Saint Thomas d’Aquin, dans sa Somme théologique, aborde cette question du rapport entre foi et raison. S’il cherche à montrer que la raison humaine peut élever notre compréhension de Dieu, il reconnait aussi que certaines vérités religieuses ne peuvent être que l’objet de la foi. La foi engage alors la certitude, non par une démonstration mathématique ou logique, mais par une expérience intérieure et une adhésion à des vérités qui dépassent la capacité humaine de démontrer.

Ce type de certitude ne repose pas sur des preuves extérieures, observables et reproductibles, mais elle est vécue de manière aussi intense et impérative qu’une certitude rationnelle. Pour le croyant, la certitude issue de la foi peut elle aussi se donner sur le mode de l’évidence : bien qu’elle soit indémontrable, elle est vécue comme incontestable. Pour illustrer cette idée, prenons l’exemple de l’espérance : même si elle manque de toute justification rationnelle immédiate, elle n’en est pas moins une conviction profonde pour ceux qui l’expérimentent.

La foi introduit donc un domaine particulier où il est possible de croire et d’être certain sans démonstration. Cela ouvre la porte à une réflexion plus large sur les modalités de l’accès à la certitude et montre qu’une telle certitude ne saurait être cantonnée à la seule rationalité. Est-il donc possible d’être certain sans preuve tangible? Le cœur du problème semble être ici une révision de notre définition de la connaissance elle-même.

IV. Peut-on être certain sans preuve ?

La question de la certitude sans preuve semble poser un défi à notre conception moderne du savoir, souvent influencée par l’empirisme et la méthode scientifique. Pourtant, en creusant, on constate que même dans le cadre scientifique, il existe des intuitions ou des hypothèses fortement tenues pour vraies sans preuve directe. Les théories scientifiques, dans leur phase de développement, reposent d’abord sur des intuitions que l’on tente ensuite de prouver.
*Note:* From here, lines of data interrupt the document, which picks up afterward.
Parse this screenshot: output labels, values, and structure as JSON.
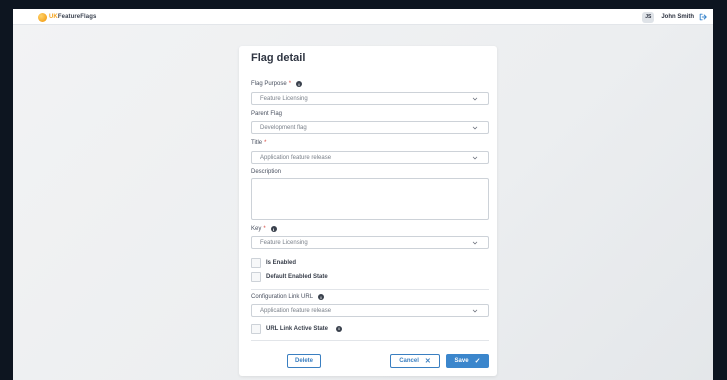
{
  "header": {
    "logo_accent": "UK",
    "logo_main": "FeatureFlags",
    "user_initials": "JS",
    "user_name": "John Smith"
  },
  "form": {
    "title": "Flag detail",
    "flag_purpose": {
      "label": "Flag Purpose",
      "required": "*",
      "value": "Feature Licensing"
    },
    "parent_flag": {
      "label": "Parent Flag",
      "value": "Development flag"
    },
    "title_field": {
      "label": "Title",
      "required": "*",
      "value": "Application feature release"
    },
    "description": {
      "label": "Description",
      "value": ""
    },
    "key": {
      "label": "Key",
      "required": "*",
      "value": "Feature Licensing"
    },
    "is_enabled": {
      "label": "Is Enabled"
    },
    "default_enabled_state": {
      "label": "Default Enabled State"
    },
    "configuration_link_url": {
      "label": "Configuration Link URL",
      "value": "Application feature release"
    },
    "url_link_active_state": {
      "label": "URL Link Active State"
    }
  },
  "actions": {
    "delete_label": "Delete",
    "cancel_label": "Cancel",
    "save_label": "Save"
  },
  "colors": {
    "accent": "#f5a623",
    "primary": "#3b86cc",
    "required": "#d6453d"
  }
}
Une certitude provisoire existe donc parfois sans une démonstration immédiate, dans l’attente de vérifications empiriques à venir.
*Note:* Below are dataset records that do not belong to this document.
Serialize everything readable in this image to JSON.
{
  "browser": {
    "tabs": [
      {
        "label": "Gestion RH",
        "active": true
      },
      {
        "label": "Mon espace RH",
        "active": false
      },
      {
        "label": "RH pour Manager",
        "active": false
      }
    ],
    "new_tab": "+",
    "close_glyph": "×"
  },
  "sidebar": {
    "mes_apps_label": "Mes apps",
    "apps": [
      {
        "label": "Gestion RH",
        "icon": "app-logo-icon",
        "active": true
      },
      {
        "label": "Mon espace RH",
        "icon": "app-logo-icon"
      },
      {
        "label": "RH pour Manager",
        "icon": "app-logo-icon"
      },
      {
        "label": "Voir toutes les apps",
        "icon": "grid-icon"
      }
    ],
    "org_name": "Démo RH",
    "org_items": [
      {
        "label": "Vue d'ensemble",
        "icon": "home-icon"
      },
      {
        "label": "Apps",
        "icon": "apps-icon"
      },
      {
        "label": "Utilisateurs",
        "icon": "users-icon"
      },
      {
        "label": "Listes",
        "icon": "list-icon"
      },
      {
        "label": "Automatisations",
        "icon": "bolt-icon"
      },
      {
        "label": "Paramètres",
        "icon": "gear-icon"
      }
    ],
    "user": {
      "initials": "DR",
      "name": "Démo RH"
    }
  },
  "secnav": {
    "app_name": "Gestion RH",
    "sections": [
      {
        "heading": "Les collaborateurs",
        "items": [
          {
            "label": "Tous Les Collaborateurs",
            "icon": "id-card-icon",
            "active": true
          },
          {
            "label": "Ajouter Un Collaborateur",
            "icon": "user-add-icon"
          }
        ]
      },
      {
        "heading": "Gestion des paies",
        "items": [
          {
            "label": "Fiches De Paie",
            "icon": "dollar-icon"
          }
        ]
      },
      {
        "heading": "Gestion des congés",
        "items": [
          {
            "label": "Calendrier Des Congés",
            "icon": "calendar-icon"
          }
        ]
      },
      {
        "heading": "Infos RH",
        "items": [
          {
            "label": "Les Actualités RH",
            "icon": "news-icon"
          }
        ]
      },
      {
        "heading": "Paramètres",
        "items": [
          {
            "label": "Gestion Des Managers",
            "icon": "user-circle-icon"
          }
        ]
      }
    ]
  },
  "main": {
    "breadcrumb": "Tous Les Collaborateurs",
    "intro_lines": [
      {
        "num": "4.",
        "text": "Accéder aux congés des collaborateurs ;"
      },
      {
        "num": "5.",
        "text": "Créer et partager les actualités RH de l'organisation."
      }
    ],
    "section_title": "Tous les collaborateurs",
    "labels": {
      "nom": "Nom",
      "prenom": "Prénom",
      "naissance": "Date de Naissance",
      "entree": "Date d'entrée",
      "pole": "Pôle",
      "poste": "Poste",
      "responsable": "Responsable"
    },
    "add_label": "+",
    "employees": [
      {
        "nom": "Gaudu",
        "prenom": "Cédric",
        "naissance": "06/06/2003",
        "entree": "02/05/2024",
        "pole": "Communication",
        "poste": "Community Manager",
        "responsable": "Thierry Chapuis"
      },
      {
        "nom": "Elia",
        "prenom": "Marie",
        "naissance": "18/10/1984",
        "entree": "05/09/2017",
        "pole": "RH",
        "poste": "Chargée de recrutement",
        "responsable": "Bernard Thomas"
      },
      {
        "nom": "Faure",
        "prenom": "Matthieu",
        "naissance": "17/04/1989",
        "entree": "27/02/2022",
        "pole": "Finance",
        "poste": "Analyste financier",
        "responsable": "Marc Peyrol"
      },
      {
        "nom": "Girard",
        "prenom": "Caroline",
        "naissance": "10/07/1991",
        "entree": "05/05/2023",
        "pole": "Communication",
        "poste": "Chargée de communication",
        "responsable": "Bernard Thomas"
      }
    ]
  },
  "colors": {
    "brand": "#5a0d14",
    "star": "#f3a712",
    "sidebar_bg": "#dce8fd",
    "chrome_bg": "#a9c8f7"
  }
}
En dehors du domaine scientifique, il est également possible d’imaginer des certitudes personnelles, subjectives et néanmoins extrêmement robustes. Par exemple, dans les relations humaines, nous pouvons être certains de l’amour d’un proche sans posséder de preuves objectives et démontrables. Cette certitude ne repose pas sur une démonstration en bonne et due forme, mais sur une forme d’évidence existentielle ou affective.
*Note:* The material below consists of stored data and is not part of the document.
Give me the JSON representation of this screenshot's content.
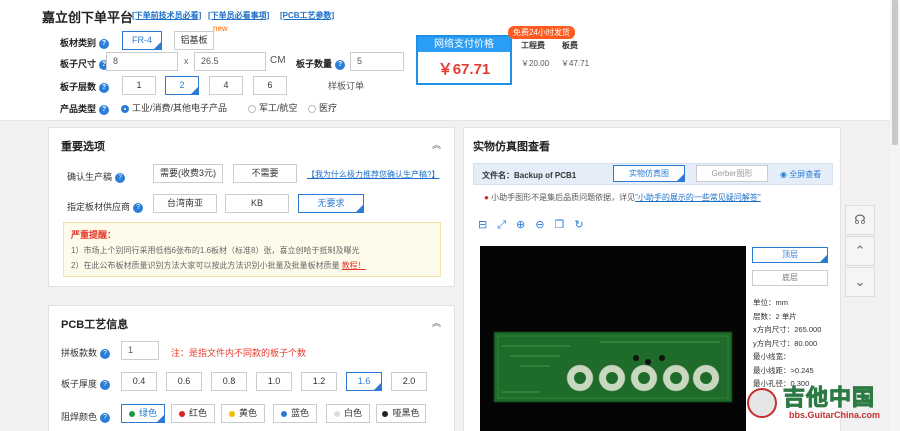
{
  "header": {
    "title": "嘉立创下单平台",
    "links": [
      "[下单前技术员必看]",
      "[下单员必看事项]",
      "[PCB工艺参数]"
    ]
  },
  "board_type": {
    "label": "板材类别",
    "options": [
      "FR-4",
      "铝基板"
    ],
    "new_badge": "new"
  },
  "board_size": {
    "label": "板子尺寸",
    "width": "8",
    "x": "x",
    "height": "26.5",
    "unit": "CM"
  },
  "board_qty": {
    "label": "板子数量",
    "value": "5",
    "note": "样板订单"
  },
  "layers": {
    "label": "板子层数",
    "options": [
      "1",
      "2",
      "4",
      "6"
    ]
  },
  "product": {
    "label": "产品类型",
    "options": [
      "工业/消费/其他电子产品",
      "军工/航空",
      "医疗"
    ]
  },
  "price": {
    "badge": "免费24小时发货",
    "title": "网络支付价格",
    "amount": "￥67.71",
    "eng_label": "工程费",
    "eng_value": "￥20.00",
    "board_label": "板费",
    "board_value": "￥47.71"
  },
  "important": {
    "title": "重要选项",
    "confirm_label": "确认生产稿",
    "confirm_options": [
      "需要(收费3元)",
      "不需要"
    ],
    "confirm_link": "【我为什么极力推荐您确认生产稿?】",
    "supplier_label": "指定板材供应商",
    "supplier_options": [
      "台湾南亚",
      "KB",
      "无要求"
    ],
    "notice_title": "严重提醒：",
    "notice_1": "1）市场上个别同行采用低档6张布的1.6板材（标准8）张，喜立创哈于抵制及曝光",
    "notice_2": "2）在此公布板材质量识别方法大家可以按此方法识别小批量及批量板材质量",
    "notice_link": "教程！"
  },
  "craft": {
    "title": "PCB工艺信息",
    "panel_label": "拼板款数",
    "panel_value": "1",
    "panel_note": "注：是指文件内不同款的板子个数",
    "thick_label": "板子厚度",
    "thick_options": [
      "0.4",
      "0.6",
      "0.8",
      "1.0",
      "1.2",
      "1.6",
      "2.0"
    ],
    "mask_label": "阻焊颜色",
    "mask_options": [
      "绿色",
      "红色",
      "黄色",
      "蓝色",
      "白色",
      "哑黑色"
    ],
    "mask_colors": [
      "#1a9a3a",
      "#e02020",
      "#f0c000",
      "#2b7bd6",
      "#dddddd",
      "#222222"
    ]
  },
  "viewer": {
    "title": "实物仿真图查看",
    "file_label": "文件名：Backup of PCB1",
    "tab_sim": "实物仿真图",
    "tab_gerber": "Gerber图形",
    "fullscreen": "全屏查看",
    "tip": "小助手图形不是集后品质问题依据，详见",
    "tip_link": "\"小助手的展示的一些常见疑问解答\"",
    "top_btn": "顶层",
    "bottom_btn": "底层",
    "info": [
      "单位：mm",
      "层数：2    单片",
      "x方向尺寸：265.000",
      "y方向尺寸：80.000",
      "最小线宽：",
      "最小线距：>0.245",
      "最小孔径：0.300"
    ]
  },
  "watermark": {
    "text": "吉他中国",
    "url": "bbs.GuitarChina.com"
  }
}
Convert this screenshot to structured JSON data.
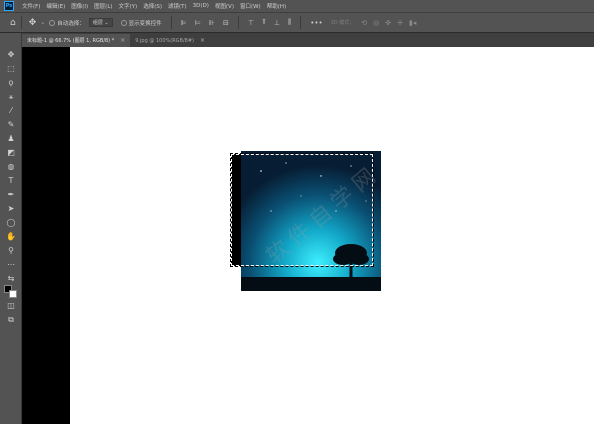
{
  "app": {
    "logo": "Ps"
  },
  "menu": [
    "文件(F)",
    "编辑(E)",
    "图像(I)",
    "图层(L)",
    "文字(Y)",
    "选择(S)",
    "滤镜(T)",
    "3D(D)",
    "视图(V)",
    "窗口(W)",
    "帮助(H)"
  ],
  "options": {
    "auto_select_label": "自动选择：",
    "auto_select_value": "组层",
    "show_transform_label": "显示变换控件",
    "mode_3d_label": "3D 模式："
  },
  "tabs": [
    {
      "label": "未标题-1 @ 66.7% (图层 1, RGB/8) *",
      "close": "×"
    },
    {
      "label": "9.jpg @ 100%(RGB/8#)",
      "close": "×"
    }
  ],
  "watermark": "软件自学网",
  "colors": {
    "accent": "#31a8ff",
    "panel": "#535353",
    "canvas_bg": "#282828"
  },
  "icons": [
    "home-icon",
    "move-icon",
    "marquee-icon",
    "lasso-icon",
    "magic-wand-icon",
    "crop-icon",
    "eyedropper-icon",
    "brush-icon",
    "stamp-icon",
    "eraser-icon",
    "gradient-icon",
    "dodge-icon",
    "pen-icon",
    "type-icon",
    "path-select-icon",
    "shape-icon",
    "hand-icon",
    "zoom-icon"
  ]
}
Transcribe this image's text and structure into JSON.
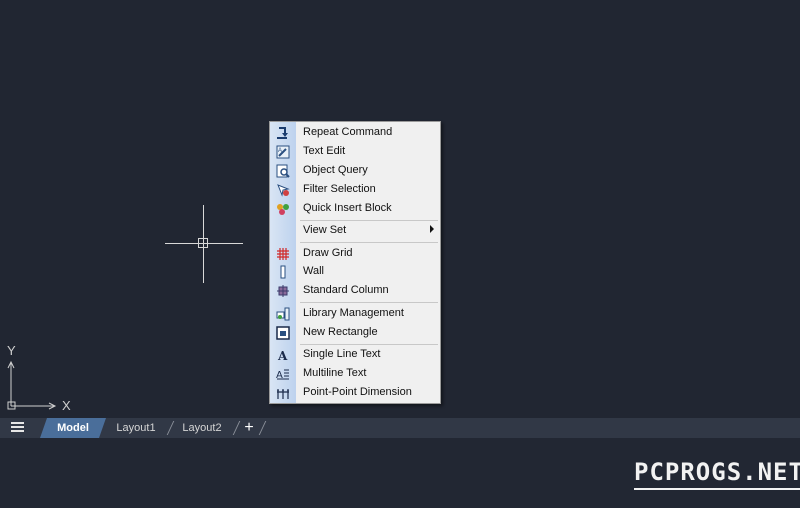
{
  "canvas": {
    "ucs": {
      "y_label": "Y",
      "x_label": "X"
    }
  },
  "context_menu": {
    "items": [
      {
        "label": "Repeat Command",
        "icon": "repeat-icon"
      },
      {
        "label": "Text Edit",
        "icon": "text-edit-icon"
      },
      {
        "label": "Object Query",
        "icon": "object-query-icon"
      },
      {
        "label": "Filter Selection",
        "icon": "filter-selection-icon"
      },
      {
        "label": "Quick Insert Block",
        "icon": "insert-block-icon"
      },
      {
        "label": "View Set",
        "icon": "",
        "has_submenu": true
      },
      {
        "label": "Draw Grid",
        "icon": "grid-icon"
      },
      {
        "label": "Wall",
        "icon": "wall-icon"
      },
      {
        "label": "Standard Column",
        "icon": "column-icon"
      },
      {
        "label": "Library Management",
        "icon": "library-icon"
      },
      {
        "label": "New Rectangle",
        "icon": "rectangle-icon"
      },
      {
        "label": "Single Line Text",
        "icon": "single-line-text-icon"
      },
      {
        "label": "Multiline Text",
        "icon": "multiline-text-icon"
      },
      {
        "label": "Point-Point Dimension",
        "icon": "dimension-icon"
      }
    ]
  },
  "tabbar": {
    "tabs": [
      {
        "label": "Model",
        "active": true
      },
      {
        "label": "Layout1",
        "active": false
      },
      {
        "label": "Layout2",
        "active": false
      }
    ],
    "add_label": "+"
  },
  "watermark": {
    "text": "PCPROGS.NET"
  },
  "colors": {
    "canvas": "#212632",
    "tabbar": "#313846",
    "active_tab": "#4a6e9a",
    "menu_bg": "#f0f0f0"
  }
}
Néanmoins, il existe une nuance importante à faire ici entre une certitude subjective et une certitude objective. La première dépend étroitement de l’individu ou du contexte émotionnel, tandis que l’autre relève d’une vérité extérieure et universelle, applicable à tout un chacun. Cela nous amène à nous demander si les certitudes qui ne reposent pas sur des preuves formelles peuvent être universelles ou demeurent fondamentalement subjectives.

Ainsi, dans certains domaines, il semble possible d’accéder à la certitude sans preuve. La certitude ne semble pas seulement relever du terrain de la rationalité et de la démonstration. Il est potentiellement envisageable de « savoir » de manière différente, et de vivre certaines vérités comme certaines même en l’absence de démonstration formelle.

Conclusion

La démonstration ne peut pas être le seul critère de la certitude. Notre connaissance du monde ne se restreint pas à ce qui peut être formellement prouvé. Certains objets de pensée ou de croyance échappent par nature à la démonstration, mais cela ne signifie pas pour autant qu’ils soient incertains. L’indémontrable ne se réfère alors ni à l’erreur, ni à la fausseté, mais à une limite de nos outils rationnels. À travers la foi, ou l’intuition, il semble bien possible d’accéder à des certitudes sans qu’elles ne reposent nécessairement sur des preuves explicites. La question nous invite donc à reconsidérer le statut de la vérité et les moyens d’y accéder, en admettant que la certitude puisse exister sous des formes différentes de ce que la logique démonstrative permet d’atteindre. Par conséquent, ce qui est indémontrable n’est pas toujours synonyme d’incertitude.